Stanford University’s 1971 infamous social psychology study observed what people did when they were perceived to have power. For those not familiar with this groundbreaking experiment, participants were randomly selected to be a prisoner or a guard in a simulated prison. Though the experiment was slated to last two weeks, it had to be stopped after just six days when the “guards” began engaging in abusive behavior toward the “prisoners.”
So what happens when we have a leader or culture that encourages similar inhumane behavior by empowering the “guards” without repercussion? We get the same outcome.
But today, this isn’t an experiment. It’s real life. And we see it on the streets of America with Immigration and Customs Enforcement.
Full disclosure, twenty years ago, I worked for ICE’s Homeland Security Investigations (it was known as simply the Office of Investigations then). Twenty years ago, and sometime thereafter, the agency was about preserving the integrity of the immigration system. It was about prioritizing the removal of criminals, fighting terrorism, and uncovering fraud and abuse.
When I was at ICE, I worked on a denaturalization case for a man who impregnated his fifteen-year-old daughter. The crime occurred before he became a U.S. citizen but it came to light after the fact. My office worked on removing Marko Boskic, a human rights violator who participated in the 1995 Srebrenica massacre. I also aided the agents who worked on cases to uncover and prosecute perpetrators of the Rwandan genocide living in New England. These are people who not only don’t belong in this country, they also don’t deserve to live free in the world.
I, and the vast majority of the agents I worked with, cared about the fair administration of our immigration laws. They weren’t out there kicking down doors to fill a deportation quota. They treated the people they arrested humanely, even the worst of them.
In one case, our office received an alert of a Lebanese woman who did not have legal status. Being that this was just a few years post-9/11, ICE agents were quickly knocking on her door. The agent went to the home of this woman to arrest her and to place her in removal (deportation) proceedings. But when he got there, he listened to the woman tell him how she had given her money and documents to an individual purporting to be an attorney to file to get her legal status. That guy took the money and ran, never having filed anything.
The agent still could have arrested her. But he didn’t.
He brought her to the conference room of our office, and got me, with my experience at U.S. Citizenship and Immigration Services and at the immigration clinic of the International Rescue Committee, to sit down with her and help her file the papers she needed to obtain legal status. I sat in that conference room for hours with that woman and her whole family going through multiple forms, helping them fill out every question. We also tracked down the “attorney” to get all her documents back. She got her green card and appropriately was not deported.

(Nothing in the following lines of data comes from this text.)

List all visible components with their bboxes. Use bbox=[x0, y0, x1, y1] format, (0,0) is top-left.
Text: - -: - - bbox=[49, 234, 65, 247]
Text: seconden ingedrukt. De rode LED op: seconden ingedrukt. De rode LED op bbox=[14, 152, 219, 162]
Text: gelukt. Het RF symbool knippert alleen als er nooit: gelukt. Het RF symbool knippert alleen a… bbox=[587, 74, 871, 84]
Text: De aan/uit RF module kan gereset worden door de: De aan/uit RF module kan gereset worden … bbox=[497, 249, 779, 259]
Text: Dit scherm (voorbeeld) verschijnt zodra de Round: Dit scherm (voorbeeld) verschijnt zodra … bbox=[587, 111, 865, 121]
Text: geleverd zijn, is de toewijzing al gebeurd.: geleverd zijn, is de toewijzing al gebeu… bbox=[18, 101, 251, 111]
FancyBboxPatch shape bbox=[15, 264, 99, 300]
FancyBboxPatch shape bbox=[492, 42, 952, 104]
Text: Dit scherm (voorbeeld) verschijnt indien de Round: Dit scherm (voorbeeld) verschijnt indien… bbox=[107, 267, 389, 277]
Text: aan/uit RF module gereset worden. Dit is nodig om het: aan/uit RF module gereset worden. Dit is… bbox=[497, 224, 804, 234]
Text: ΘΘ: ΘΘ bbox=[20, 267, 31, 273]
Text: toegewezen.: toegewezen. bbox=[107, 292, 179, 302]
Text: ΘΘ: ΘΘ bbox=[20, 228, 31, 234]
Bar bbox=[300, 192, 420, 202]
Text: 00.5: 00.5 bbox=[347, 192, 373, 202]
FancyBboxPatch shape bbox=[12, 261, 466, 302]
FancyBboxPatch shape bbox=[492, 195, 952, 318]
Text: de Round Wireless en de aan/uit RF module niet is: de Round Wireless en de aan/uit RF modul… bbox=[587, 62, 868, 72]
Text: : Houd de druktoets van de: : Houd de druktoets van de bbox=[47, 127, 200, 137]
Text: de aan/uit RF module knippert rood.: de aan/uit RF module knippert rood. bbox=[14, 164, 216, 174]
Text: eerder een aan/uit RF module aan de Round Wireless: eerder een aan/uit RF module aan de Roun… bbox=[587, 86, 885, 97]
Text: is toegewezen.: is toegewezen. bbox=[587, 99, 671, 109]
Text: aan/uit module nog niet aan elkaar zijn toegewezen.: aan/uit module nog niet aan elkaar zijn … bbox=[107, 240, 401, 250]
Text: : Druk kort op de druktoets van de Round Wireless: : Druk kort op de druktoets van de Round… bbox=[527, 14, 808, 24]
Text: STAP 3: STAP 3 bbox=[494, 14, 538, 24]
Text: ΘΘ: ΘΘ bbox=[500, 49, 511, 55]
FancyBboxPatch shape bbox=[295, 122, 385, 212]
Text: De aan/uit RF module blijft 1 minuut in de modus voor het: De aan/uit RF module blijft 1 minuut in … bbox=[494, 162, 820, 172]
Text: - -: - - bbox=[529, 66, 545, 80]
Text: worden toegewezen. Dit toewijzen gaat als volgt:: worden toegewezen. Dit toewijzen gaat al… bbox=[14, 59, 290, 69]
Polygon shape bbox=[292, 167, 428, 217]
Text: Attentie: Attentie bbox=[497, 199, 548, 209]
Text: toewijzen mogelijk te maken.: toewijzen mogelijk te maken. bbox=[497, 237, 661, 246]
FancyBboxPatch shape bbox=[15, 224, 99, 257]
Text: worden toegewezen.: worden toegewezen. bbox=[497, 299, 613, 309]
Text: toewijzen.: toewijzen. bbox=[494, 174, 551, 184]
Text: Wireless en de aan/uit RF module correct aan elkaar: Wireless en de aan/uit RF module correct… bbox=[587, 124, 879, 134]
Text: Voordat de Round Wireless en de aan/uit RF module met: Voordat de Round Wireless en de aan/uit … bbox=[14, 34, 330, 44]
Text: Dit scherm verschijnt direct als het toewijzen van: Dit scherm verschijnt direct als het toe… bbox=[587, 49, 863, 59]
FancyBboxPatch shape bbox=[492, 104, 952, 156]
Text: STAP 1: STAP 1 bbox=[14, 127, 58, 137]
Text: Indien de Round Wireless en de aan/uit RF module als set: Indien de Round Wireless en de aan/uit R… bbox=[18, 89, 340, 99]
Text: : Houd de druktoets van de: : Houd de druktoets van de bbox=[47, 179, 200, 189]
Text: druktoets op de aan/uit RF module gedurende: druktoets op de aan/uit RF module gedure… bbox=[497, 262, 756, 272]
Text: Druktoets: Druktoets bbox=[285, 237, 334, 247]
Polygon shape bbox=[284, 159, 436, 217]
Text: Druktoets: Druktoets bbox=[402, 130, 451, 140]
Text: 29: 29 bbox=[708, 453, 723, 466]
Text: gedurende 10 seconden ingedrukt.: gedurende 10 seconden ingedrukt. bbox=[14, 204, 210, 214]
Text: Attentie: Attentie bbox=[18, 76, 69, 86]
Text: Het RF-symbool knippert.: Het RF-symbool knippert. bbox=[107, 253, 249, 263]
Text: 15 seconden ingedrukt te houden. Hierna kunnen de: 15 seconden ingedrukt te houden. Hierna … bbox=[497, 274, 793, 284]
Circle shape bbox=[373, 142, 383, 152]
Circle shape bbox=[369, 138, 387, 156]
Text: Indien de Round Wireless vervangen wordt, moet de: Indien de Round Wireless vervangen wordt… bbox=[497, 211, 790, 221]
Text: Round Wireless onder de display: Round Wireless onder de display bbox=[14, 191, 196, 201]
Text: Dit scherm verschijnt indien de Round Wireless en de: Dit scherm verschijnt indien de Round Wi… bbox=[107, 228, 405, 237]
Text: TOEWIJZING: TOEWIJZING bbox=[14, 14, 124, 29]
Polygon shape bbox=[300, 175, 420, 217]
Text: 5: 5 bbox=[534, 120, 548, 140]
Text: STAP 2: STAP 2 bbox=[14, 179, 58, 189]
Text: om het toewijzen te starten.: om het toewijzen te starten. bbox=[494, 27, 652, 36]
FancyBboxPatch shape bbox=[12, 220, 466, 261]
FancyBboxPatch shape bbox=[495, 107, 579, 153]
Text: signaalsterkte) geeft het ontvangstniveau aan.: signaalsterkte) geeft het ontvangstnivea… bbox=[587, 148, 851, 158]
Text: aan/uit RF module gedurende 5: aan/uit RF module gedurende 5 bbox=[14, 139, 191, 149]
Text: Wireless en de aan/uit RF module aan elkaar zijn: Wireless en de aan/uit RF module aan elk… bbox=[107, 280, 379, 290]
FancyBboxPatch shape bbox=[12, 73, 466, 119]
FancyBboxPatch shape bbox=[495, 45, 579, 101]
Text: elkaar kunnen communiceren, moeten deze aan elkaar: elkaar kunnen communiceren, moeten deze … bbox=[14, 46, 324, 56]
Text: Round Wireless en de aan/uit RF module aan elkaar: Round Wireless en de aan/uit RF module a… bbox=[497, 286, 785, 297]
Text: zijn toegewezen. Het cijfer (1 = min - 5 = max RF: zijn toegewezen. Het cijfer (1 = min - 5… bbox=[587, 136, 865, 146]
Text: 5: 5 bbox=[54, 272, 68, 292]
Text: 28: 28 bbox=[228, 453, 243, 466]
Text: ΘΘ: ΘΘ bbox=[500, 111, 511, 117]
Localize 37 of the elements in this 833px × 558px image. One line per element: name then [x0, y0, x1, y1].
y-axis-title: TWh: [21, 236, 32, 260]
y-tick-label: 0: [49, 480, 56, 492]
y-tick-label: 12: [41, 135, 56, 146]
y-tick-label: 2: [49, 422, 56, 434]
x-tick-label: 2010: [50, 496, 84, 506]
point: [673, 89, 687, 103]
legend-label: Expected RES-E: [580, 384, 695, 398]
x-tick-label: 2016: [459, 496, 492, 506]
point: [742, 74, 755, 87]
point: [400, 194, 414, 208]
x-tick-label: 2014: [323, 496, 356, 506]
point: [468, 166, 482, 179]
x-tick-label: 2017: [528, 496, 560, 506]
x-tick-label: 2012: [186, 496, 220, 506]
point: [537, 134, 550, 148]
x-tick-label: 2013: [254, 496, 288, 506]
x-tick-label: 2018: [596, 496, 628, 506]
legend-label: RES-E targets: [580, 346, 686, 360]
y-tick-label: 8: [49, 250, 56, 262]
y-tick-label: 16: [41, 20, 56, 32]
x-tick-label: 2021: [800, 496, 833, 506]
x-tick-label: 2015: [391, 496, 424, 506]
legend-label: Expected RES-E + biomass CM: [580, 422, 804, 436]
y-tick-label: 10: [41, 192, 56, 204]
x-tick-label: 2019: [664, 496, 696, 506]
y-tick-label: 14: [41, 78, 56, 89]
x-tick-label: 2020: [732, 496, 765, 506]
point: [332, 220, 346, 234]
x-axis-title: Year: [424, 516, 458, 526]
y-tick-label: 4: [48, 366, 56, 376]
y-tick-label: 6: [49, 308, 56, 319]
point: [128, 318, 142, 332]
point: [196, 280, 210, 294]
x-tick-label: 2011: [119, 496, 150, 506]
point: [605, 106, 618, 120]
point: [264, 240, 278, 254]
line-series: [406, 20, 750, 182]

That’s what integrity looks like. That’s what fairness looks like. And those were the kind of people I worked with at ICE. I’d give the agents who worked on this case and the other cases I mentioned above a shoutout here if I didn’t think they may be retaliated against for being decent human beings.
That doesn’t mean there was never a bad apple in the mix, but as a general rule, bad, illegal, or violent behavior was not tolerated when I was at ICE. Never would the murder of U.S. citizens, or anyone else for that matter, have been tolerated. I am confident that justice would have been swift had that occurred under the ICE leadership when I was working there.
I had always been proud of my service to my country, even when that service wasn’t particularly politically popular, but today for me and many others who have and still work for ICE, we’re embarrassed and outraged by what the agency has become.
I’d be hard pressed to find many similarities with the ICE I knew and the one I am seeing now. There’s no accountability and many of the agents, particularly the newer ones, are attracted to the agency because of their embellished sense of authority and lax rules, and who behave much like those “guards” in the Stanford prison experiment as we’ve all witnessed playing out on the streets of America.
The failure is not this administration’s alone. It is Congress’s failure, too. They have the power—and the duty—to provide oversight to all agencies within the Executive Branch of our government, including ICE. Congress has the power to change our immigration laws if they don’t like them. Congress could mandate that ICE officers wear body cameras. They could prohibit agents and officers from covering their faces during routine operations. But these days Congress is about as useful and functional as a rotary phone.
ICE needs to change.
We’re at the point now where I’m not sure if the agency is even viable anymore. We do need some governmental entity to enforce our immigration laws, but the ICE of today just isn’t it.
When I left my job with the United States Capitol Police in 2023, I could have returned to the Department of Homeland Security—I was offered a job—but I didn’t and that was a deliberate choice.